En el Siglo XX, deportistas como Pushkas y compositores como Gonzalo Roig compartieron la fama con politicos (Bauduino de Belgica) o filosofos como Heydegard. Incluso, Hollywood tenia personas de alto prestigio como Jackie Gleason, Jack Benny, y Jimmy Durante.
La mayoria de los gobernantes, politicos (con la excepcion de un Silvio Berlusconi) carecen (en su mayoria) de personalidad. Lo mismo incluye la farandula de Hollywood o Televisa donde la mayoria de los artistas son olvidados.
Los futbolistas como otros deportistas reciben la atencion del publico por su carisma en el contenido negativo o positivo. El pueblo pide entretenimiento en un mundo lleno de aburrimiento con mediocridad en Hollywood, Boston, Washington, Nueva York, y Mexico.

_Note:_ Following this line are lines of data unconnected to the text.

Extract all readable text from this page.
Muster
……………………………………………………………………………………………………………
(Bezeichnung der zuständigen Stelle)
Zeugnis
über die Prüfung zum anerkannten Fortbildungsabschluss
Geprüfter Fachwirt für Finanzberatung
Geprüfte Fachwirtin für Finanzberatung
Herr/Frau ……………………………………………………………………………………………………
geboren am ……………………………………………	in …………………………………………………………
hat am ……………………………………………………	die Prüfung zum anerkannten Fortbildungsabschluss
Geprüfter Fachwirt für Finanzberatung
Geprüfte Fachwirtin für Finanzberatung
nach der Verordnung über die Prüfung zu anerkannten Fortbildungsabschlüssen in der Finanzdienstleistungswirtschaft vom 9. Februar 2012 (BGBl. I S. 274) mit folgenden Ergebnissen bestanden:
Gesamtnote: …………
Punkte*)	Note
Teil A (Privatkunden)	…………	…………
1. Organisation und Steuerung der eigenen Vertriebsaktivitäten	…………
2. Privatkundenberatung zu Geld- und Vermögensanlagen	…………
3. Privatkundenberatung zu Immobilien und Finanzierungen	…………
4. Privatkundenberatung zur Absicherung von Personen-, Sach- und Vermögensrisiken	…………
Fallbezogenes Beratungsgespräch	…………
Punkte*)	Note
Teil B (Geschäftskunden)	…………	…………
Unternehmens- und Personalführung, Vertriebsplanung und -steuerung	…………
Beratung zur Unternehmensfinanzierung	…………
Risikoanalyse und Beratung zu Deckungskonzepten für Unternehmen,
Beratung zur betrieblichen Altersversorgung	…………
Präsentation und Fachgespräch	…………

Desde las locuras de Hope Solo (violencia domestica y nudismo en una revista) hasta Lionel Messi alabando a la familia tradicional. Se puede aplicar eso en los deportes a nivel universal con Yoel Romero (MMA) haciendo lo mismo como Messi en cuanto a la familia.
Contrario a la opinion de los historiadores la alta sociedad, las heridas de la Guerra Civil Esradounidense (Siglo XIX) fueron resueltos mediante los deportes. Antes de aquel evento, las diferencias entre personas y estados fueron resueltos mediante las guerras y los duelos.
Despues de la Guerra entre Norte y Sur, los distintos pueblos de los EEUU (sin la necesidad de politicos) concluyeron que debe existir una alternativa a la violencia para resolver los problemas.
Asi nacio la pelota, baloncesto, futbol americano, y el futbol balonpie. Tambien nacio los torneos y partidos universitarios entre estados.
Los resultados fue entretenimiento, ejercicio, y resolver diferencias trazando todas las generaciones pero con Dios siendo el Centro de la vida cotidiana.